Словом, мне стало ясно, что за время моего отсутствия здесь разыгрались какие-то драматические события: говорю «драматические», потому что, честное слово, хватит с нас трагедий.
Я всё ещё не сводил взгляд с портрета, когда из подсобки показалась Иванка. Меня обдало новой волной удивления: на ней были надеты светлая кофточка от «Ивко», строгие тёмно-синие брюки капри и итальянские балетки «Paradiso». Сейчас она была похожа не на прирождённую бокезку, а на европейскую туристку. В тех обстоятельствах, о которых я рассказываю, такой наряд был подобен смене строя в Северной Корее. Иванка посмотрела на меня таким торжествующим взглядом, что я с досадой потёр подбородок, чисто выбритый по случаю приезда. Но, что делает честь её проницательности, выражение моего лица она считала верно.
– Что будешь, друг? – спросила она, не переставая улыбаться. – Добро дошли!
– «Оленёнка», – сказал я. – А лучше трёх. «Jelen» – так называлось пиво, которое мне нравилось. У Радко я намеревался что-нибудь выпытать и чувствовал, что разговор может затянуться.
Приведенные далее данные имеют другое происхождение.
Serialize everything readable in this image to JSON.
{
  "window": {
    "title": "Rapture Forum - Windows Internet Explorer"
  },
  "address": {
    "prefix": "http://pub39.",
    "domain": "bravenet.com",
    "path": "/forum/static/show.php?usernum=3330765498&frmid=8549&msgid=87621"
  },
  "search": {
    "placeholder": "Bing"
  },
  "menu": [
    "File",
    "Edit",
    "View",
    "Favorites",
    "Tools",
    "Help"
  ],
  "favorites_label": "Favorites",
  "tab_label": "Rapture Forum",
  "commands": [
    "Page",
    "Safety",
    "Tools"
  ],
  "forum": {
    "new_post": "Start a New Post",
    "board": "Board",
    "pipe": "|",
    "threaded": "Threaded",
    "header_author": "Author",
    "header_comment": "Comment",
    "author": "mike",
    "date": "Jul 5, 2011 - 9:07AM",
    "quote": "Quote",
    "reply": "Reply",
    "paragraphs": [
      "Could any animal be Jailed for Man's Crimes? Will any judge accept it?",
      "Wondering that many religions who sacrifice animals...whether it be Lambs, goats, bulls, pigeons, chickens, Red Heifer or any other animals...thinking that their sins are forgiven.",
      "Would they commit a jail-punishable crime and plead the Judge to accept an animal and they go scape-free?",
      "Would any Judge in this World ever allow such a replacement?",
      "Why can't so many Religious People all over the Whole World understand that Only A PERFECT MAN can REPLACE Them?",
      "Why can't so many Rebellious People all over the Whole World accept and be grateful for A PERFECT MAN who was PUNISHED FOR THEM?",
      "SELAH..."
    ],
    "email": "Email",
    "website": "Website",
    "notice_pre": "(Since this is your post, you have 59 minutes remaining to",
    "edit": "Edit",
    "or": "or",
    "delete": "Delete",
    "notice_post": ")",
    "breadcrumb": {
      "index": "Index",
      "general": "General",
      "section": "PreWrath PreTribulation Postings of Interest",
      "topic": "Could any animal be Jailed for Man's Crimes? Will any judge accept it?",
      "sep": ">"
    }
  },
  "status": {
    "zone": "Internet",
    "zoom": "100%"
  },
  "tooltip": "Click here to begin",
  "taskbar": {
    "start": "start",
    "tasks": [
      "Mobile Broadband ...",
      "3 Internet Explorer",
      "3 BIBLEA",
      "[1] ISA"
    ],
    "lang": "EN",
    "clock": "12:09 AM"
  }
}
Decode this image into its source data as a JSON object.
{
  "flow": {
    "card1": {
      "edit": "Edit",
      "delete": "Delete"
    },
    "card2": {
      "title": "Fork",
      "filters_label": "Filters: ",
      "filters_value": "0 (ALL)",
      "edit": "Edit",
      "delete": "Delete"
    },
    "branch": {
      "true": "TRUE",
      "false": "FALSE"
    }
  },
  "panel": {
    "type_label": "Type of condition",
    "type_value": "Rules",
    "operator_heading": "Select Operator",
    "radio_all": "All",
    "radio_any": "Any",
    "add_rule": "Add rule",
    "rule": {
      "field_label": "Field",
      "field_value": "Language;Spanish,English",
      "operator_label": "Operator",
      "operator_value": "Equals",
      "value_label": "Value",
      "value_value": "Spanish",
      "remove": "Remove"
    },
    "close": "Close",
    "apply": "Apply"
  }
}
Иванка чинно поставила было пиво на поднос, готовясь свершить свои обязанности, но я, ещё раз глянув на портрет, мягко приостановил её действия и заказ унёс сам.
Историю Иванки до тех дней можно было назвать простой и трагичной. Её отец, потомственный моряк, «загинул» в море, оставив её с братом на руках у матери, которой, собственно, и принадлежала популярная забегаловка. Скоро у матери случилась опухоль мозга, и она умерла.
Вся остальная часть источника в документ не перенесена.